Many of us know this strong and funny side of her but she was also vulnerable. She was not afraid to be the nail that stuck up and consequently she got banged down a lot. She in turn stepped on a lot of toes with her bluntness and inability to tolerate egotism (usually from men who could not handle being challenged by a woman) and dishonesty of any kind.
Our sisterhood was powerful. She and I expected support from each other on every project we did and most of the time we got it whether it be working on pranks, games for family reunions or on community issues, ideas just clicked. Until Judy married Kaz, we shared every major decision and every major event – our marriages, our divorces, the births of our children and the deaths of our mom and dad. Judy rejoiced in the triumphs of my children, Mayumi and Dan, and shared deeply the pain of their disappointments.

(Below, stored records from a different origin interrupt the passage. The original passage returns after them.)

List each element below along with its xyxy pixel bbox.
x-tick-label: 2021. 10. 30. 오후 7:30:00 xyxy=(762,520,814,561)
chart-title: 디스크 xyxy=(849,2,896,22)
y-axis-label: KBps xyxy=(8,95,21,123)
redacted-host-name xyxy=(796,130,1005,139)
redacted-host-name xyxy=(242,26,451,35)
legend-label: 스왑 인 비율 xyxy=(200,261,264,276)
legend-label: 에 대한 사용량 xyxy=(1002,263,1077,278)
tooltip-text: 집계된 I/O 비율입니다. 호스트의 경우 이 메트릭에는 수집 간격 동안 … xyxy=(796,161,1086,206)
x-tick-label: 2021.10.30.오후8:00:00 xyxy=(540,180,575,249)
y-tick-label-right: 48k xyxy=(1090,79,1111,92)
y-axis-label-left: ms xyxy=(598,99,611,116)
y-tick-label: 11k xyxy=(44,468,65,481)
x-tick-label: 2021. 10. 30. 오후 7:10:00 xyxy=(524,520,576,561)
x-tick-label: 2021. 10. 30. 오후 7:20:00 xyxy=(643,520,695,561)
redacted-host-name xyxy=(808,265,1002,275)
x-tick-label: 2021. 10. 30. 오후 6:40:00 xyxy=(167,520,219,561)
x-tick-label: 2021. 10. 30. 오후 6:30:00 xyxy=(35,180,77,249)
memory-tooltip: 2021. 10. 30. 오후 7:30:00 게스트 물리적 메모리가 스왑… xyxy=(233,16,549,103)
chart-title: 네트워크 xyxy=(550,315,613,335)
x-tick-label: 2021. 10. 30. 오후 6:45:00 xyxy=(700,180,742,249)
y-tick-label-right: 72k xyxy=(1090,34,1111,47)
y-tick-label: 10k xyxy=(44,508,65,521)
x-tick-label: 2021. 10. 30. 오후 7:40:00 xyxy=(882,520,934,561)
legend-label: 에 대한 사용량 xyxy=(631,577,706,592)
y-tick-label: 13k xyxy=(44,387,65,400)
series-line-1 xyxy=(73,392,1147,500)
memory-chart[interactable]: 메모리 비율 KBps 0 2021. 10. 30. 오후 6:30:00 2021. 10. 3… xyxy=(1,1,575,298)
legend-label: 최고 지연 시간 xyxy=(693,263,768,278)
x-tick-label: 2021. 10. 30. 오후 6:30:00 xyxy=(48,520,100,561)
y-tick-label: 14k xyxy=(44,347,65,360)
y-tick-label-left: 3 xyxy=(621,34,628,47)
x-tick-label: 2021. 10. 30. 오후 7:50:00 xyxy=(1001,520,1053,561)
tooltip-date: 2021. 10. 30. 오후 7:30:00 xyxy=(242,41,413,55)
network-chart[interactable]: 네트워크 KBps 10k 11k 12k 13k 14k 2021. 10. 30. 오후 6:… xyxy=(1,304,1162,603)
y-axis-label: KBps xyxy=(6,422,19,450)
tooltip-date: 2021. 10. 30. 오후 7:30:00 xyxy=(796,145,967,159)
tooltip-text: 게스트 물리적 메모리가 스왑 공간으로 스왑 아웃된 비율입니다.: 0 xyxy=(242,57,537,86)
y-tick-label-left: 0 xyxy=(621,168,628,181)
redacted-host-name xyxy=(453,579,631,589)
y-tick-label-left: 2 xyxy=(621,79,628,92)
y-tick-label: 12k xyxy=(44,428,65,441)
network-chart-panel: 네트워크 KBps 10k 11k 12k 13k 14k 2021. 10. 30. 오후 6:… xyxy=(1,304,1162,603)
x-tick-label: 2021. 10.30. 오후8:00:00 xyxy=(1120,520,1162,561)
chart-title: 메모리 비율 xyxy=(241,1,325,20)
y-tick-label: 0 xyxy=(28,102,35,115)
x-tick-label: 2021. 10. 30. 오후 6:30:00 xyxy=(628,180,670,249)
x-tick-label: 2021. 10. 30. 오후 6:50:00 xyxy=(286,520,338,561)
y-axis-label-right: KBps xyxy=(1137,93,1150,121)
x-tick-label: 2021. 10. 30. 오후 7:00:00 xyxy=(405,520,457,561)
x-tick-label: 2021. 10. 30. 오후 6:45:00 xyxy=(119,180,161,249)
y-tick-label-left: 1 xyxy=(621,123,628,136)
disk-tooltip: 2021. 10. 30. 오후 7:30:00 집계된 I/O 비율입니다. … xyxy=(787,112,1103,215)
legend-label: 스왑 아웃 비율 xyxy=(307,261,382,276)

She too shared everything from clothes to dishes as well as her heartaches and joys. Her greatest joy was Maria – everything else came second. But then came Kaz. We all knew she fell in love because she announced it at a Day of Remembrance. In Kaz, she found a person with a heart as big and as generous as hers.
Judy very much wanted to live for all of us especially for Maria. She was grateful to Victor, Maria’s dad, who stepped up to both dad and mom. I think Judy would be proud to see Maria, happy with her partner Oli and thriving in her work with that same determination. I too have learned from Judy – now saying “yes” more and trying in my own way to be as fearless as she was.
*This poem is copyrighted by Kathy Nishimoto Masaoka. It was originally read at Judy Nishimoto’s service in 2002 and updated for the memorial program in 2023.